- Burger King is heralding the elimination of 120 artificial ingredients from its menu with a trio of Keep It Real Meals curated by celebrity ambassadors, according to a news release.
- The custom orders, which hit select stores Sept. 12 while supplies last, come from rapper Nelly, singer Anitta and social media influencer Lil Huddy, whom Burger King asked to use their real names versus their stage personas. Nelly is representing The Cornell Haynes Jr Meal, while Anitta is promoting The Larissa Machado Meal and Lil Huddy The Chase Hudson Meal.
- Burger King is tying the promotion to its Royal Perks loyalty program that rolled out nationwide earlier this month by offering guests the meals for $6 apiece when they sign up. Keep It Real Meal boxes will also carry QR codes that can be scanned to open interactive brand experiences, though the marketer did not detail what those look like.
Burger King expands its commitment to offering fresher, more natural food with the nationwide reduction of 120 "non-essential" artificial ingredients — the blacklist includes mouthfuls like sodium ethyl p-hydroxybenzoate and potassium hydrogen sulphite — and an accompanying Keep It Real Meals promotion.
The effort, which was developed with Burger King agency mainstay David Miami, builds on recent marketing like a "Moldy Whopper" campaign from last year that depicted the chain's signature menu item rotting over time to eventually become covered in blue and green mold. The gross-out concept highlighted the removal of artificial preservatives from the Whopper in several key markets and served as a shot across the bow at McDonald's.

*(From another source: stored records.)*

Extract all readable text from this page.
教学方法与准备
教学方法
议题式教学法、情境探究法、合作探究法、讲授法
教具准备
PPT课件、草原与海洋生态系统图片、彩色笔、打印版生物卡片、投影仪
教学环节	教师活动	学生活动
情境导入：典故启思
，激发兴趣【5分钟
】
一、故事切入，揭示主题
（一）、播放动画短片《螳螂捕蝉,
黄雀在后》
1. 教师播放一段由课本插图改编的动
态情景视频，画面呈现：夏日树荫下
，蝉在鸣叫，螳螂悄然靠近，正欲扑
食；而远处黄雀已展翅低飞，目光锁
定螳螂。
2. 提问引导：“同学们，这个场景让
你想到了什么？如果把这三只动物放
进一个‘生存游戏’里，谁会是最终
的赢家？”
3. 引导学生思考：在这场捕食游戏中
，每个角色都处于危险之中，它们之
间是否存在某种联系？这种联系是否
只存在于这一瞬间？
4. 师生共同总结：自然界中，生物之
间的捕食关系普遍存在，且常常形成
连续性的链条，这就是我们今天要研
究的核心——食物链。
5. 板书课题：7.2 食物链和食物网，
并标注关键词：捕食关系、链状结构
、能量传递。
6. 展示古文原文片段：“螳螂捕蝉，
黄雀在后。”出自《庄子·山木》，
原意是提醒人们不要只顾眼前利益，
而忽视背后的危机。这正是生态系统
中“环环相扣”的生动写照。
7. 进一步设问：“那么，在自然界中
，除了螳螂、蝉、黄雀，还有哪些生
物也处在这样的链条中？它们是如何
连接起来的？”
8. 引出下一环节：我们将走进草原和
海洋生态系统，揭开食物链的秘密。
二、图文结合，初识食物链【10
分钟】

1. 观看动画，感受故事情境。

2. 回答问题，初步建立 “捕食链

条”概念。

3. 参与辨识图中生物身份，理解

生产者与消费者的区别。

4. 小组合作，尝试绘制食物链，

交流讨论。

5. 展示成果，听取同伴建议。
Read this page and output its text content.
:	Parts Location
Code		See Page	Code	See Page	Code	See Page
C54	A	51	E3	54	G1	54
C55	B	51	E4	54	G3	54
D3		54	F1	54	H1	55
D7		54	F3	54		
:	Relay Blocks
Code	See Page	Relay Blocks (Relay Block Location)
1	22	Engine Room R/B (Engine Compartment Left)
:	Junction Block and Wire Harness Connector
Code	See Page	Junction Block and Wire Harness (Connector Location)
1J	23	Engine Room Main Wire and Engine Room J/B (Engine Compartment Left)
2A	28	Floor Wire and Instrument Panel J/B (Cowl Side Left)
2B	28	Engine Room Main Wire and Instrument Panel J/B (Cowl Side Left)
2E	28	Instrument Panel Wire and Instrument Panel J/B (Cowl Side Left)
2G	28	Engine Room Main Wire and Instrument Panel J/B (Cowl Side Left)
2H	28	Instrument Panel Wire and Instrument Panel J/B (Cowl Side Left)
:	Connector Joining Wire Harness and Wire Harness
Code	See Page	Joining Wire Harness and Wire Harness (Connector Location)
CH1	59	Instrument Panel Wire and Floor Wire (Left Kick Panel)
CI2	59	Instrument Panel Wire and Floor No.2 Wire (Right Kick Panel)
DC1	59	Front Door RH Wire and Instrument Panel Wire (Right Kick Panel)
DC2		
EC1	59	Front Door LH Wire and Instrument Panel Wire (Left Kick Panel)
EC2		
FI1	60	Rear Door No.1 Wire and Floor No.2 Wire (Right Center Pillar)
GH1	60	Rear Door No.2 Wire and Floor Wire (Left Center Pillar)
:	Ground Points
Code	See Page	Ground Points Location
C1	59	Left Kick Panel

The Keep It Real Meals take a page from McDonald's marketing playbook. The Golden Arches owner has been doubling down on celebrity partnerships over the past year, tapping global music stars like J Balvin, Saweetie, Travis Scott and K-pop group BTS to design custom menu orders. It's a tactic that's paid off on the sales front while acting as an onramp to McDonald's app — an increasingly important channel for fostering loyalty as the pandemic enshrines digital and mobile ordering habits.
Burger King is putting its own spin on the idea by asking ambassadors to use their real names, aligning with the larger "real food" theme. Nelly's Cornell Haynes Jr Meal consists of a Whopper with fixings, small fries and a small Sprite, while Anitta's Larissa Machado Meal swaps out the regular Whopper for an Impossible Whopper with different toppings while keeping the same sides. Lil Huddy's Chase Hudson Meal consists of the Spicy Ch'King — a fried chicken sandwich that debuted in June amid fast food's ongoing chicken sandwich wars — as well as four-piece mozzarella sticks and a 16-ounce chocolate shake.
Like McDonald's, Burger King is leaning on star power to support a bigger push into loyalty. Royal Perks launched in February in a handful of markets but went nationwide in early September. The company claims that 80% of members are likely to recommend the service to other consumers.